Shin-ichi Yamashita, Takeshi Shiraishi, Akinori Iwasaki, Masafumi Hiratsuka, Yasuhiro Yoshida, Ryuichi Waseda, Naoko Imamura, Asahi Nagata, Kozo Yamamoto, Ryo Mori

Fukuoka University, Fukuoka, Japan

Date, time and location: 2018.05.26 13:30, Congress Hall, 2F–C

Abstract

Objectives: Left upper mediastinal node dissection (LUMND) under video-assisted thoracoscopic surgery (VATS) may be more difficult than thoracotomy. The aim of this study is to assess quality of left upper mediastinal node dissection, especially left lower paratracheal node (4L) dissection.

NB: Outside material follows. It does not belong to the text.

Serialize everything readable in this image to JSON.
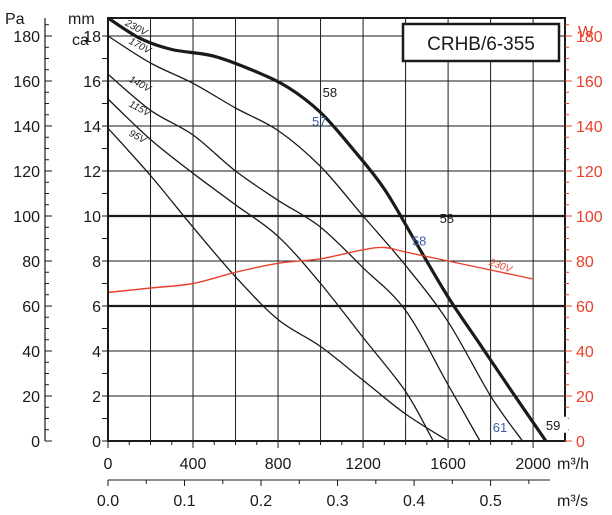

Patients and Methods: 60 patients with lung cancer located in left upper lobe were operated between January 2013 and December 2016 in our institute. Of those, 33 VATS lobectomy and 27 open lobectomy were compared in terms of dissected node number. Intentional LUMND in VATS is defined as MND including left lower paratracheal node (4L) dissection with curative intent and non-intentional LUMND is sampling of 4L. Our procedures of LUMND is that left recurrent ralyngeal nerve is isolated from Botallo ligamentum and completely isolated as far as possible by endoscissors. 4L are dissected from trachea and left main bronchus both distal and proximal direction. Dissected lymph node number was compared between intentional and non-intentional LUMND.

Results: VATS LUMND showed tendency of less lymph node number compared with open procedure (mean; VATS, 4.8 vs open, 7.1, p=0.05), regardless of no difference of 4L (mean; VATS, 2.1 vs open, 2.6). Intentional LUMND (n=13) was superior to non-intentional LUMND (n=20) under VATS regarding all upper nodes (mean; intentional, 7.4 vs non-intentional, 3.1, p=0.009) and 4L (mean; intentional, 4.5 vs non-intentional, 0.6, p=0.005). Tendency of open procedure superiority against VATS was disappeared after comparison with intentional LUMND (mean; intentional, 7.4 vs open, 7.1, p=0.83) and 4L (mean; intentional, 4.5 vs open, 2.6, p=0.09). Dissected node number of intentional group was significantly higher than non-intentional group without increased morbidity. (p=0.001).

Conclusions: Our study demonstrated that intentional LUMND was not inferior to open procedure in terms of dissected lymph node number. VATS LUMND may be promising oncological outcomes under node dissection with curative intent.